I have been reading Mary Eberstadt’s How the West really lost God (Templeton Press). Published in 2013 and sub-titled “A New Theory of Secularization”, the author, a heavyweight American academic, throws new and persuasive light on an old question. If you had asked me before I read this book what the answer to the question was, I would have answered with the conventional reasons given by most people who have thought about it: the advent of the Enlightenment, the huge impact of two world wars in the last century, industrialisation, increased prosperity and so on.
Eberstadt doesn’t discount these reasons and analyses all them carefully in her book. But she does put centre-stage another element as a crucial factor in the decline of religious belief and practice: the decline of the natural family. As she points out, in the western world families are much smaller than in the past, more scattered, less bound by traditional marriage, more “blended” and with more working parents. This leads to her central argument: where there is more marriage and stable families, there is more religion; where there is less, ditto.
Eberstadt poses some important and intriguing questions: Is there something about being married and having children that makes the adults in those situations more inclined towards Christianity? And, does having larger or stronger or more connected families make people more religious, at least some of the time? She thinks, contrary to received wisdom, that flourishing families are not just a consequence of religious belief, but also a conduit to it. The experience of childbirth and having children is the nearest some couples get to having a mystical experience, which in turn can lead to them asking the bigger questions about the meaning of life. This experience has in fact been dramatically described by a former atheist, Jennifer Fulwiler, in her book Something Other Than God.

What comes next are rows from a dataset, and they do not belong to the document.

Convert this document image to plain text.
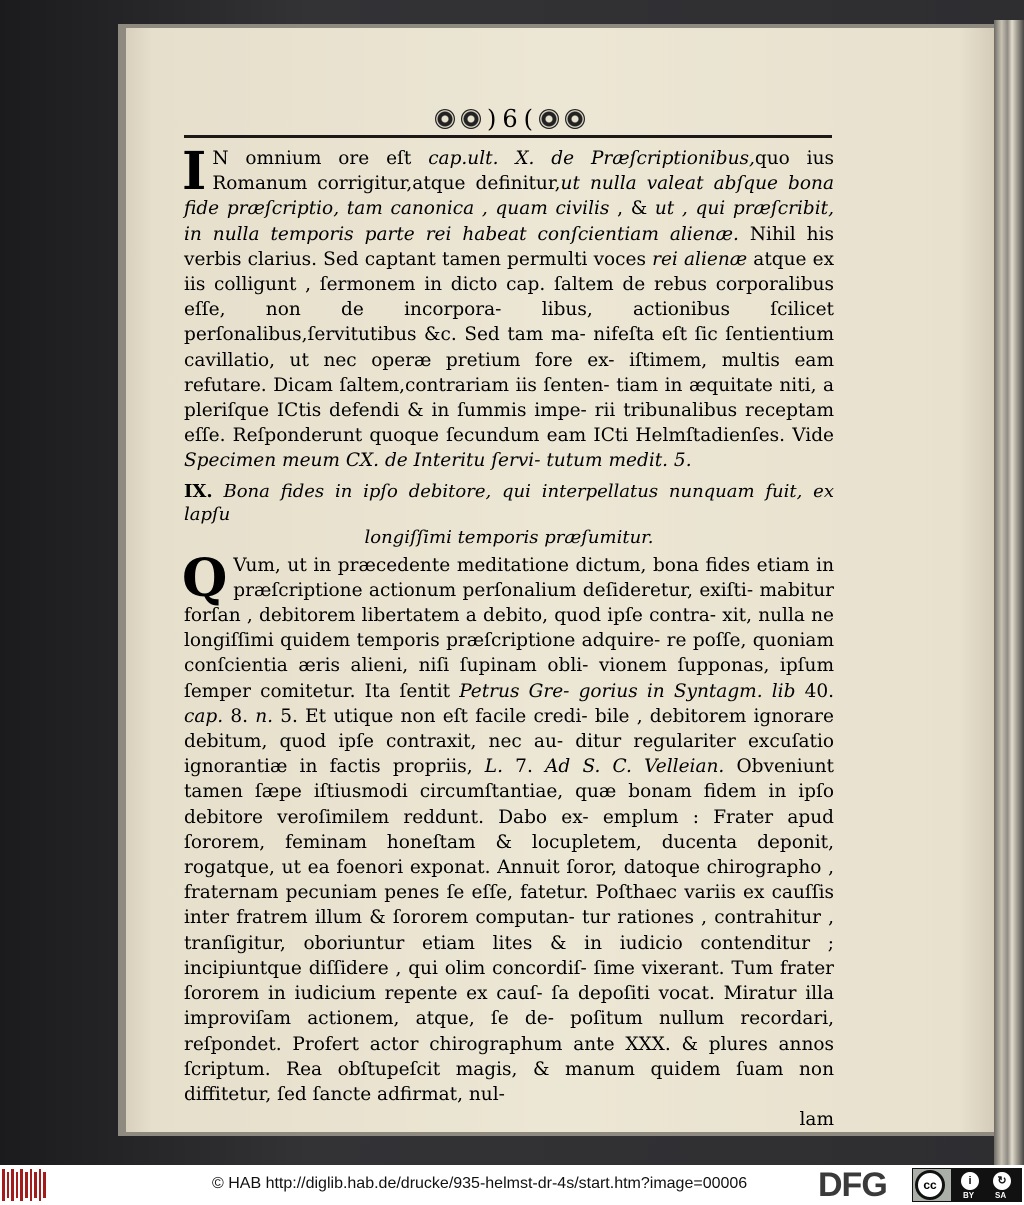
) 6 (

I N omnium ore eſt cap.ult. X. de Præſcriptionibus,quo ius Romanum corrigitur,atque definitur,ut nulla valeat abſque bona fide præſcriptio, tam canonica , quam civilis , & ut , qui præſcribit, in nulla temporis parte rei habeat conſcientiam alienæ. Nihil his verbis clarius. Sed captant tamen permulti voces rei alienæ atque ex iis colligunt , ſermonem in dicto cap. ſaltem de rebus corporalibus eſſe, non de incorpora- libus, actionibus ſcilicet perſonalibus,ſervitutibus &c. Sed tam ma- nifeſta eſt ſic ſentientium cavillatio, ut nec operæ pretium fore ex- iſtimem, multis eam refutare. Dicam ſaltem,contrariam iis ſenten- tiam in æquitate niti, a pleriſque ICtis defendi & in ſummis impe- rii tribunalibus receptam eſſe. Reſponderunt quoque ſecundum eam ICti Helmſtadienſes. Vide Specimen meum CX. de Interitu ſervi- tutum medit. 5.

IX. Bona fides in ipſo debitore, qui interpellatus nunquam fuit, ex lapſu

longiſſimi temporis præſumitur.

Q Vum, ut in præcedente meditatione dictum, bona fides etiam in præſcriptione actionum perſonalium deſideretur, exiſti- mabitur forſan , debitorem libertatem a debito, quod ipſe contra- xit, nulla ne longiſſimi quidem temporis præſcriptione adquire- re poſſe, quoniam conſcientia æris alieni, niſi ſupinam obli- vionem ſupponas, ipſum ſemper comitetur. Ita ſentit Petrus Gre- gorius in Syntagm. lib 40. cap. 8. n. 5. Et utique non eſt facile credi- bile , debitorem ignorare debitum, quod ipſe contraxit, nec au- ditur regulariter excuſatio ignorantiæ in factis propriis, L. 7. Ad S. C. Velleian. Obveniunt tamen ſæpe iſtiusmodi circumſtantiae, quæ bonam fidem in ipſo debitore veroſimilem reddunt. Dabo ex- emplum : Frater apud ſororem, feminam honeſtam & locupletem, ducenta deponit, rogatque, ut ea foenori exponat. Annuit ſoror, datoque chirographo , fraternam pecuniam penes ſe eſſe, fatetur. Poſthaec variis ex cauſſis inter fratrem illum & ſororem computan- tur rationes , contrahitur , tranſigitur, oboriuntur etiam lites & in iudicio contenditur ; incipiuntque diſſidere , qui olim concordiſ- ſime vixerant. Tum frater ſororem in iudicium repente ex cauſ- ſa depoſiti vocat. Miratur illa improviſam actionem, atque, ſe de- poſitum nullum recordari, reſpondet. Profert actor chirographum ante XXX. & plures annos ſcriptum. Rea obſtupeſcit magis, & manum quidem ſuam non diffitetur, ſed ſancte adfirmat, nul-

lam

© HAB http://diglib.hab.de/drucke/935-helmst-dr-4s/start.htm?image=00006 DFG	cc	i	↻
BY	SA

What is incontrovertible, as Eberstadt shows, is that family decline and religious decline are linked together. Again, she asks the question that other social commentators have also raised: why has there been such a seismic lack of religious belief since the 1960s? She thinks this is due to the changed role of women; freed from pregnancy by the advent of the Pill and encouraged to have careers, this has had a knock-on effect on family bonds – and thus a corresponding weakening of religious belief and activity. Faith and family, she argues, are inextricably joined together and it is the decline of the family than is the crucial factor in the decline of religion.
In contrast to the pagan society of ancient Rome, the new religion of Christianity was strict about sexual morality. The sexual revolution of the 1960s and beyond has clashed inexorably with Christian morality; as Eberstadt suggests, “The unprecedented proliferation of weakened natural families and non traditional quasi-families has left a great many individuals resistant as they never were before to fundamental features of the Christian moral code.”
In a chapter “The Future of Faith and Family: the Case for Pessimism” Eberstadt lists the modern features striking against the family (and therefore weakening Christian practice): fewer people are getting married; fewer people are having children; and fewer people who are having children are sustaining intact two-parent homes for them to grow up in.
With all this doom and gloom the forthcoming Synod on the Family will have much to discuss. But is the future of Christianity – in the West at least – a lost cause? Eberstadt thinks not. Her final chapter is entitled “The Case for Optimism” and I am about to read it. It will be the subject of my next blog. Meanwhile, I think this thoughtful, carefully argued book should be read by anyone interested in the future of the family – and thus the future of the Christian faith.